Kraft pushed on both. He leaned into the effort on the second try but fared no better.
“And when you tried to get in from the outside doors?” Kraft asked.
“Keys won’t even turn the lock, Al. This goes well beyond strange, don’t you think?” he mopped his forehead with a handkerchief.
“I do. Well, we can either wait until his film runs out and the folks inside try to leave or…”
With that, Kraft withdrew his nightstick and started pounding on the doors. He hoped someone inside would hear and investigate. He was still pounding away four minutes later, with no response from the other side, when the strange became the bizarre.
“In the name of God,” a voice thundered from behind them, “stand away from that door!”
They turned in unison to find a man in the traditional garb of a Jesuit priest bearing down upon them. His black hair and robes moved as if blown by an unnatural wind, and his face seemed chiseled from granite. His green eyes blazed with a holy light. From a fold of his robe, he withdrew a hand ax that appeared to be made from pure gold. It was shaped like a cross and what appeared to be razor-sharp blades glinted on either side.
Kraft, Baxter and young Jimmy scattered. Without pausing, the stranger gripped the ax in both hands, drew it back, and drove it into the doors as he stepped into them. The blade struck the doors, exploding them off their hinges with a thundering boom. Both doors ripped through the dark curtain that prevented the light from the lobby reaching the theater. The doors flew down the slope and crashed against the back wall.

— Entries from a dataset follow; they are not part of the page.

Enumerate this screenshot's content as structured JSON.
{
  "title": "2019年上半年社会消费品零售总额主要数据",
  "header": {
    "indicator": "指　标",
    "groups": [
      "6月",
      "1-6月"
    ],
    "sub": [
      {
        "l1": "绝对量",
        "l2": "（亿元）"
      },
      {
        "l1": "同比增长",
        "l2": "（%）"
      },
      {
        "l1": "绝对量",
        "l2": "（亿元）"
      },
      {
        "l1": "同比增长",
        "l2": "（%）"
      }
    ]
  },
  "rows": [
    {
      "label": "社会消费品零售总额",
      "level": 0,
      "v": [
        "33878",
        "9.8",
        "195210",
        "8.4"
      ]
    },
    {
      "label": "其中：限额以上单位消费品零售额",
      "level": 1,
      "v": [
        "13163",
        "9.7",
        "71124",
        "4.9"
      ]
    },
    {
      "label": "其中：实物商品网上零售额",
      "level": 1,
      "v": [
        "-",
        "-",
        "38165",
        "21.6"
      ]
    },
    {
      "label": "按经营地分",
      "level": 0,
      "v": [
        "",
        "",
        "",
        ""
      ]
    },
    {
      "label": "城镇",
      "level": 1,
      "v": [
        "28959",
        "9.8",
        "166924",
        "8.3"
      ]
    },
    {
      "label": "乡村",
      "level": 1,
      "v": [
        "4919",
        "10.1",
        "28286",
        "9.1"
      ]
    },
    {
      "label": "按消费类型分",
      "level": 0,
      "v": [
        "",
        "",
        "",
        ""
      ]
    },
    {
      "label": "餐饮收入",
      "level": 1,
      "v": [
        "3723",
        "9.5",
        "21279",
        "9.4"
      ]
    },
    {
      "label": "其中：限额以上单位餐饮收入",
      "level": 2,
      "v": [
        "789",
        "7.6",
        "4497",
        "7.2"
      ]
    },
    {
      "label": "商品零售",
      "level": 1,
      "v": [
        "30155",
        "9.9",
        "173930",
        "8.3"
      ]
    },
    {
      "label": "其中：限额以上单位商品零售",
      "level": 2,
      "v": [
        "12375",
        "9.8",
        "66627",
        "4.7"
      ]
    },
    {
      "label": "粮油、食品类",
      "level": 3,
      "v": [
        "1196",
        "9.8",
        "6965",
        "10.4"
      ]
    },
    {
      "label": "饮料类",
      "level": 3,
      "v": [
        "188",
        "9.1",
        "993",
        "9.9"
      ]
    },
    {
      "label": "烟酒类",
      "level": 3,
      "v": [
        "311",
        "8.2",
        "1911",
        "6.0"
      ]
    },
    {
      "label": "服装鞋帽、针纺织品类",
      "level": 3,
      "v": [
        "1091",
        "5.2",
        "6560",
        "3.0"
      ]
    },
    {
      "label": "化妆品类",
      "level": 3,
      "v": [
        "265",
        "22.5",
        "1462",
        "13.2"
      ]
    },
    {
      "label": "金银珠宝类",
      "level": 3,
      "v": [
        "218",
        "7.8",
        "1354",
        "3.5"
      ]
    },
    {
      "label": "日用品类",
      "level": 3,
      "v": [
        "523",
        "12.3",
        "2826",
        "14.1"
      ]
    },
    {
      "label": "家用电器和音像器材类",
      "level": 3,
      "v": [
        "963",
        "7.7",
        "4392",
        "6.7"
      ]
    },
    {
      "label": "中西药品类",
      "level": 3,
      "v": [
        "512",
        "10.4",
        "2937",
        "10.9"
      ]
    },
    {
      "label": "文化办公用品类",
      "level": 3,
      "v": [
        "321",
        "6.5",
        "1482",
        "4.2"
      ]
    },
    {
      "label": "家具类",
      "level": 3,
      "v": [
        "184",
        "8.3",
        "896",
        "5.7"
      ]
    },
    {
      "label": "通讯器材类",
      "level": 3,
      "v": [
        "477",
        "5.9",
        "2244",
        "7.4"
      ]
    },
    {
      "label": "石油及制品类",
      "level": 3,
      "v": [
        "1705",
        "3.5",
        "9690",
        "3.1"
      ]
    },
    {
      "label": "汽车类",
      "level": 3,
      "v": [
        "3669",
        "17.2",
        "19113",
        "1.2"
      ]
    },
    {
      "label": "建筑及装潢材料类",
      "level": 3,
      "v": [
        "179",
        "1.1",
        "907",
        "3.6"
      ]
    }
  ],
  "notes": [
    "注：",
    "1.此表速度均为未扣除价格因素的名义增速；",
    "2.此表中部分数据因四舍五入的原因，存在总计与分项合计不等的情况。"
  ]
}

The priest did not hesitate, heading up the stairs to the projection room with the sheriff close behind, demanding an explanation. Baxter, Jimmy and the woman from the now-closed ticket booth ran into the theater below.
* * *
Martin kept his eyes glued on his watch. He’d seen the movie play out once too often and had no desire to see it again. When the pounding on the door began, he remained unconcerned. The locking spell would hold until he departed. Once the second reel ended, he would collect the reels and utter the transport spell that would return him to his car without having to pass through the lobby. There was no way to explain the sudden disappearance of the six people who’d met their demise this night. Exhausted, he doubted he could muster another spell once he’d transported. At least not until he’d eaten and rested.
The second reel rolled out. It was finished. He packed the reels into the container, not bothering to look outside at the empty theater, lit up with the white light from the projector. He began the transport spell just as the doors below exploded open. He quickly whispered the one spell he knew from memory as he grabbed up the container and the old book.